I've been wanting to blog for some time about where my thinking has reached, as I have surveyed all this emerging stuff. But it is hard to reach conclusions, because the process still seems to be ongoing. And I'm aware of the danger of stumbling into some ham philosophy which will not bear scrutiny.

But I have reached an emerging point of accommodation. Or perhaps you could say that I'm holding some parallel narratives in my mind, and am for the time being unconcerned that they don't seem to join up.

So, on one hand, there is the story of God. The story of the bible; the story of the church. I have a 40-year-old mind-set filled with lifelong Evangelical thinking. I can talk the talk - by grace I sometimes manage to walk the walk. I read the bible in public; I expound it; I lead people in prayer. The bible holds a privileged place here: I've never held an exceedingly conservative evangelical view - plenary verbal inspiration of scripture, and all that follows from that, is something I'd want to hold lightly. An inspiration of sense, not each word, has always seemed much more attractive. Nevertheless, it follows that the bible is and should be normative for the Christian community. Whatever that means.

Of course, that asks more questions than it answers: how are we to read and understand the bible? This is a big theme of MacLaren's A New Kind of Christianity, which I'm reading at the moment - so we'd better return to that later. But we could certainly say that we need to understand the gospel as being about reconciliation, about unconditional love, and a few other things which are often missing from our society.

But on the other hand, I am emphatically a scientist. It really does seem that the Universe is ordered according to a number of simple laws: it seems that cause and effect is universal, and immense power flows from the ability of the accompanying method to allow us to make predictions about the future behaviour of our world. The last two centuries have opened so many doors for us in understanding how things came to be as they are: astrophysics and evolutionary theory open our eyes at once to immense beauty and to simple ideas giving rise to staggeringly complex systems.

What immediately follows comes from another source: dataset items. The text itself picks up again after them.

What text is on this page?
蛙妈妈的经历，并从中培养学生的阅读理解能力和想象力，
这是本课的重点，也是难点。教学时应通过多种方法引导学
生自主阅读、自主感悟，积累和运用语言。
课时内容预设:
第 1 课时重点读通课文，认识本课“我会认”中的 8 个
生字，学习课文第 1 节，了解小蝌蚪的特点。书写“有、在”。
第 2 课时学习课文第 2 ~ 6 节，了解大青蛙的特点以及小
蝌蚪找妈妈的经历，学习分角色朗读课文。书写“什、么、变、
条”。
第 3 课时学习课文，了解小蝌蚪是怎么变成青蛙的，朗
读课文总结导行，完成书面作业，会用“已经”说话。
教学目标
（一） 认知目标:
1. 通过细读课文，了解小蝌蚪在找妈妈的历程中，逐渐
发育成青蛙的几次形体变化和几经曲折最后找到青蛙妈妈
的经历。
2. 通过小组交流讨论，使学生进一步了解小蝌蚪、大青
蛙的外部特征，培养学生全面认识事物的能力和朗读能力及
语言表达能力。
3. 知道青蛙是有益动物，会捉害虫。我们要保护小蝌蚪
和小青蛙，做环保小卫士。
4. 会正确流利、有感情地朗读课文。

Of course, that's a classic dichotomy: but I'm not so bothered by that. There's no a priori reason why I cannot hold onto both at once: but I'll agree with Dawkins that the idea of 'separate realms' is too simplistic. Prayer just doesn't makes sense in the second model. But for all its advances in psychology, it is far from clear that science is competent to address our social and emotional questions - still less to give us real foundational understanding. 20th century advances in maths and physics put paid to any idea that scientific method can give us a firm foundation on which to build.

Strong adherents of the scientific approach try to invoke Occam's razor to suggest that we don't need God to exist. But that notion of existence seems to miss the point: it isn't really very helpful. Do quarks exist? Do Platonic solids exist? The God of the bible isn't an abstraction; he isn't a theoretical omnipotent agent; he is a character who interacts with creation. Whether he 'exists' seems much less interesting than what he does, and what he calls us to do.

I'm not an agnostic: I want to have my cake and eat it. I don't see why these parallel lines cannot exist (oops!) together. They do challenge each other: there is certainly an unresovled (unresolvable?) tension. Am I allowed to use different narratives in different contexts, or is that cheating?

2 comments:

americanRuth said...

Dear Andrew, it's lovely to read your own musings as well as book reviews. This resonates somewhat for me with what I've just been reading in the introduction to Karen Armstrong's book, The Battle for God: Fundamentalism in Judaism, Christianity and Islam:

"We tend to assume that the people of the past were (more or less) like us, but in fact their spiritual lives were rather different. In particular, they evolved two ways of thinking, speaking, and acquiring knowledge, which scholars have called mythos and logos. Both were essential; they were regarded as complementary ways of arriving at truth, and each had its special area of competence." ...

Andrew said...

Ruth, thanks! I think what bothers me is not the different areas of competence, which are evident for most to see (I nearly said 'all to see', then I remembered that Dawkins rejects that notion). Rather, it is when those areas or ideas seem to come into direct conflict (c.f. my blog on prayer a couple of months ago).